New: Annotation features available for Uniprot/SwissProt/PIR1 library searches.

Sequence Library Downloads

Downloading and Installing FASTA3

Downloading Sequence Libraries

Protein and DNA sequence library files can be downloaded from many different sources, including the NCBI and EMBL-EBI.

Library formats

The FASTA programs work with many different library formats; you will not need to run file conversion programs or formatting programs to search sequence libraries with FASTA. However, the FASTA programs assume that libraries are in FASTA format; to search libraries in other formats, the format type must be specified with the file name, e.g.

fasta36 -q mgstm1.aa "/slib/ncbi/refseq_protein 12"

would search the NCBI refseq_protein library in NCBI/BLAST formatdb format.

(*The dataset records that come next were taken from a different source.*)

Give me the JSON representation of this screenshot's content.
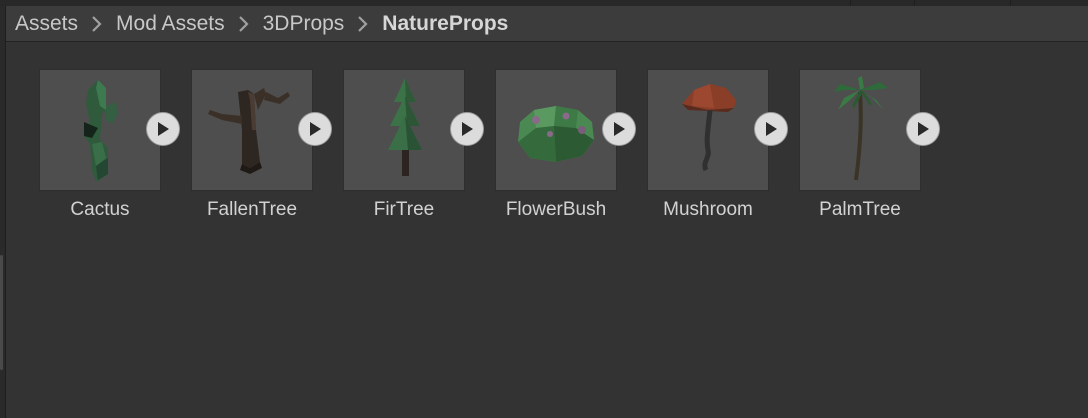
{
  "breadcrumb": {
    "items": [
      {
        "label": "Assets"
      },
      {
        "label": "Mod Assets"
      },
      {
        "label": "3DProps"
      },
      {
        "label": "NatureProps"
      }
    ]
  },
  "assets": [
    {
      "name": "Cactus",
      "icon": "cactus-icon"
    },
    {
      "name": "FallenTree",
      "icon": "fallen-tree-icon"
    },
    {
      "name": "FirTree",
      "icon": "fir-tree-icon"
    },
    {
      "name": "FlowerBush",
      "icon": "flower-bush-icon"
    },
    {
      "name": "Mushroom",
      "icon": "mushroom-icon"
    },
    {
      "name": "PalmTree",
      "icon": "palm-tree-icon"
    }
  ],
  "colors": {
    "panel_bg": "#333333",
    "thumb_bg": "#4e4e4e",
    "text": "#d2d2d2",
    "play_button": "#dcdcdc"
  }
}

Supported popular library formats include:

FormatDescription
0 (default) FASTA format
1 Genbank flatfile
3 EMBL-EBI/Swissprot flatfile
5 GCG/PIR flatfile
6 GCG compressed binary
12 NCBI BLAST formatdb version 2 (current version)
16 MySQL SQL query
17 PostgresQL SQL query

Protein and DNA sequence databases

Today, there is little reason to choose one sequence database provider over another - particularly for DNA sequence libraries, which are synchronized nightly between NCBI, EMBL-EBI, and the DDBJ. For protein sequence libraries, both NCBI and EMBL-EBI offer very comprehensive, but very redundant collections of protein sequences, e.g NCBI NR and EMBL-EBI/PIR Uniprot, but both groups also offer much higher quality curated databases, e.g. NCBI refseq_protein and EMBL-EBI SwissProt. Because sequence similarity searches are more sensitive when smaller databases are used, it makes the most sense to search a smaller, higher quality database first, and then search more comprehensive databases only if no significant similarities are found in the initial search.